What you need to know:

  • The initiative is aimed at accelerating the fight against cancer, especially in countries where the disease seems to threaten more lives. Here, Sub-Saharan Africa is the case on point.
  • As a medic, I strongly applaud this initiative. The timing is ideal for renewed attention in our quest to control cancer.

Last week I came across the former US President, Barack Obama’s speech when he declared an initiative called “Cancer moonshot 2020.”

The initiative is aimed at accelerating the fight against cancer, especially in countries where the disease seems to threaten more lives. Here, Sub-Saharan Africa is the case on point.

As a medic, I strongly applaud this initiative. The timing is ideal for renewed attention in our quest to control cancer.

Over the past decade, our knowledge of the genetic aspects of cancer has dramatically grown. There are now new forms of more targeted remedies that are leading to clinical progress for thousands of patients with cancer.

Additionally, our knowledge of the complexities of cancer treatment has dramatically increased, and new immunological therapies for cancer are generating surprisingly strong results for many patients.

As we continue expanding our knowledge, the opportunities for translating research into cancer practice and doing more and clinical research swell. Yet the resources to execute these opportunities are limited.

I strongly believe that more resources will lead to new scientific knowledge, which will lead to realistic treatment advances for cancer patients worldwide.

So what should we do to embrace the cancer moonshot 2020 initiative?

1. Increase funding for cancer research:

I remember about five years ago, 25 to 30 per cent of medical investigator-generated grant applications were funded but today that number is less than 10 per cent.

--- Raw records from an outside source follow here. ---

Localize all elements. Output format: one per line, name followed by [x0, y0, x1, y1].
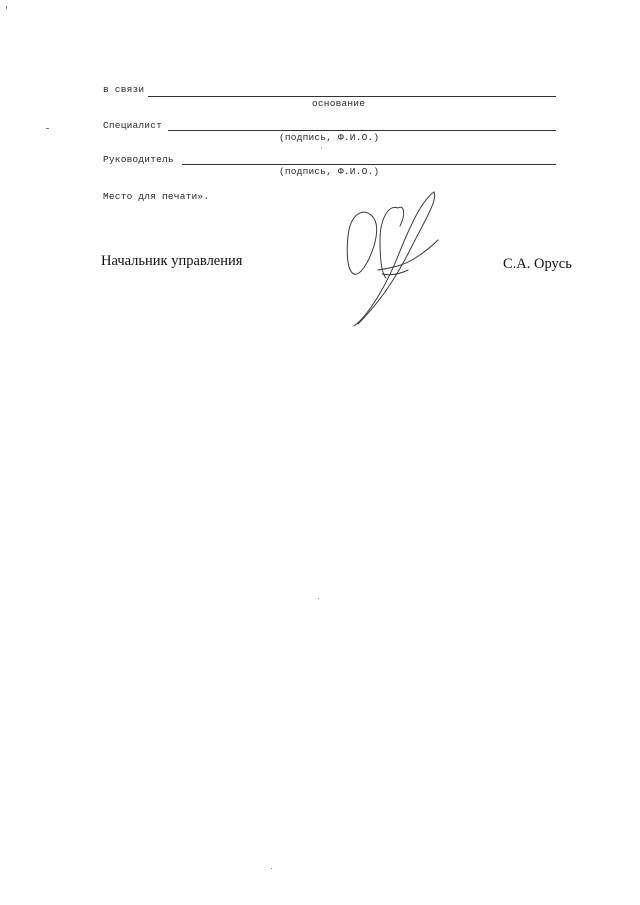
reason-label: в связи: [103, 84, 145, 95]
scan-speck: [6, 6, 7, 9]
specialist-line: [168, 130, 556, 131]
scan-speck: [46, 128, 49, 129]
handwritten-signature: [338, 186, 448, 330]
specialist-label: Специалист: [103, 120, 163, 131]
head-line: [182, 164, 556, 165]
scan-speck: [271, 868, 272, 869]
head-label: Руководитель: [103, 154, 174, 165]
seal-place-text: Место для печати».: [103, 191, 210, 202]
scan-speck: [318, 598, 319, 599]
signer-name: С.А. Орусь: [503, 256, 572, 272]
reason-line: [148, 96, 556, 97]
specialist-caption: (подпись, Ф.И.О.): [279, 132, 380, 143]
position-title: Начальник управления: [101, 253, 243, 269]
head-caption: (подпись, Ф.И.О.): [279, 166, 380, 177]
reason-caption: основание: [312, 98, 366, 109]
scan-speck: [321, 147, 322, 148]
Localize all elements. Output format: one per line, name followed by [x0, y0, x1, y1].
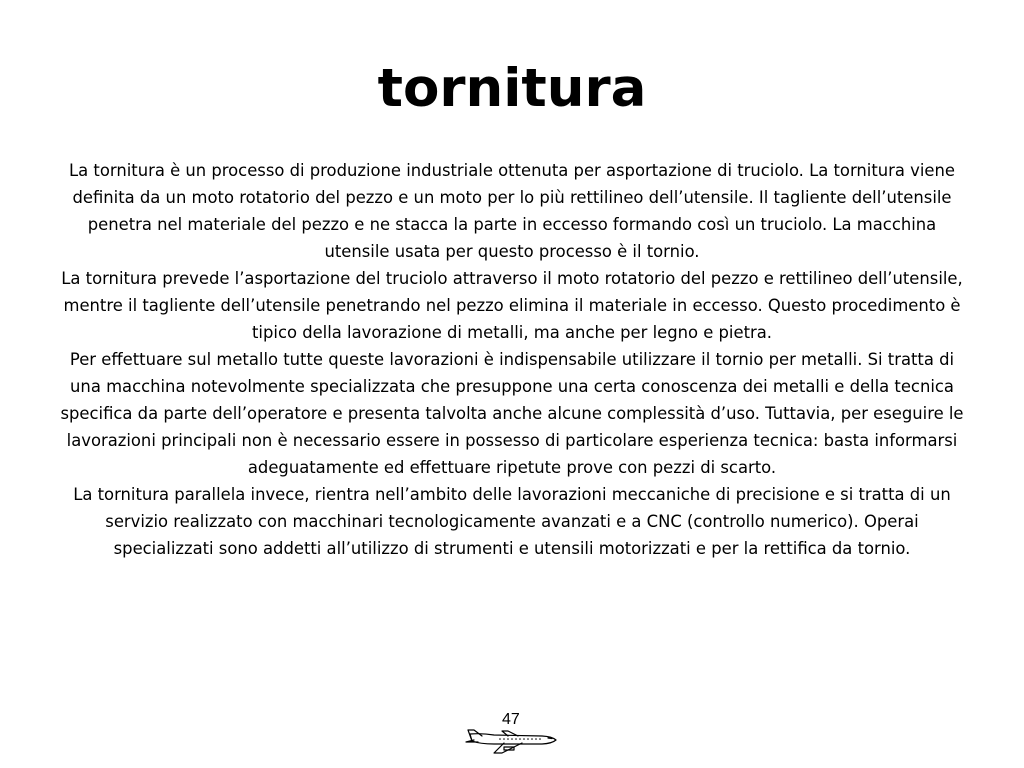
body-text [56, 157, 968, 562]
page-title: tornitura [377, 58, 647, 119]
page-footer [464, 706, 564, 756]
paragraph-2: La tornitura prevede l’asportazione del truciolo attraverso il moto rotatorio del pezzo e rettilineo dell’utensile, mentre il tagliente dell’utensile penetrando nel pezzo elimina il materiale in eccesso. Questo procedimento è tipico della lavorazione di metalli, ma anche per legno e pietra. [61, 269, 963, 342]
page-number: 47 [502, 711, 520, 728]
paragraph-3: Per effettuare sul metallo tutte queste lavorazioni è indispensabile utilizzare il tornio per metalli. Si tratta di una macchina notevolmente specializzata che presuppone una certa conoscenza dei metalli e della tecnica specifica da parte dell’operatore e presenta talvolta anche alcune complessità d’uso. Tuttavia, per eseguire le lavorazioni principali non è necessario essere in possesso di particolare esperienza tecnica: basta informarsi adeguatamente ed effettuare ripetute prove con pezzi di scarto. [60, 350, 964, 477]
paragraph-1: La tornitura è un processo di produzione industriale ottenuta per asportazione di truciolo. La tornitura viene definita da un moto rotatorio del pezzo e un moto per lo più rettilineo dell’utensile. Il tagliente dell’utensile penetra nel materiale del pezzo e ne stacca la parte in eccesso formando così un truciolo. La macchina utensile usata per questo processo è il tornio. [69, 161, 955, 261]
paragraph-4: La tornitura parallela invece, rientra nell’ambito delle lavorazioni meccaniche di precisione e si tratta di un servizio realizzato con macchinari tecnologicamente avanzati e a CNC (controllo numerico). Operai specializzati sono addetti all’utilizzo di strumenti e utensili motorizzati e per la rettifica da tornio. [73, 485, 951, 558]
airplane-icon [464, 724, 564, 756]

Renewed emphasis on funding for comprehensive cancer centers is appropriate. Not only does much of the research occur in comprehensive cancer centers, a great deal of population based-medicine and community outreach programs happen too.

2. Fund cancer screening for early detection:

Resources should be added to insure that all Tanzanians receive appropriate cancer screening. Far too many people, frequently of lower socio-economic status, do not receive basic cancer screening. Early detection is the key to improving cure rates.

3. Improve access to state-of-the-art cancer care:

We must give patients better and more access to clinical care and to clinical research. Only five per cent of cancer patients are treated in clinical trials. This rate clearly needs to rise.

All cancer patients should have access to sophisticated genetic-level treatment for certain tumours and it should be covered by the health insurance industry.

4. Rationalise the cost of cancer treatment

One of the biggest challenges in clinical cancer care, especially in Tanzania, is the cost of new drugs. Over the past 10 years, the cost of cancer therapy has dramatically risen.

Dr Syriacus Buguzi, shows vividly how the cost of cancer treatment is a burden to low income earners in his article published in The Citizen: “Cancer patients dig deeper to pay for treatment at the ORCI.”

Dr Buguzi points out in his article that 75 per cent of cancer patients at the ORCI [ocean road cancer institue] reported in the advanced stages of their disease condition, and more are frustrated by high cost of cancer treatment.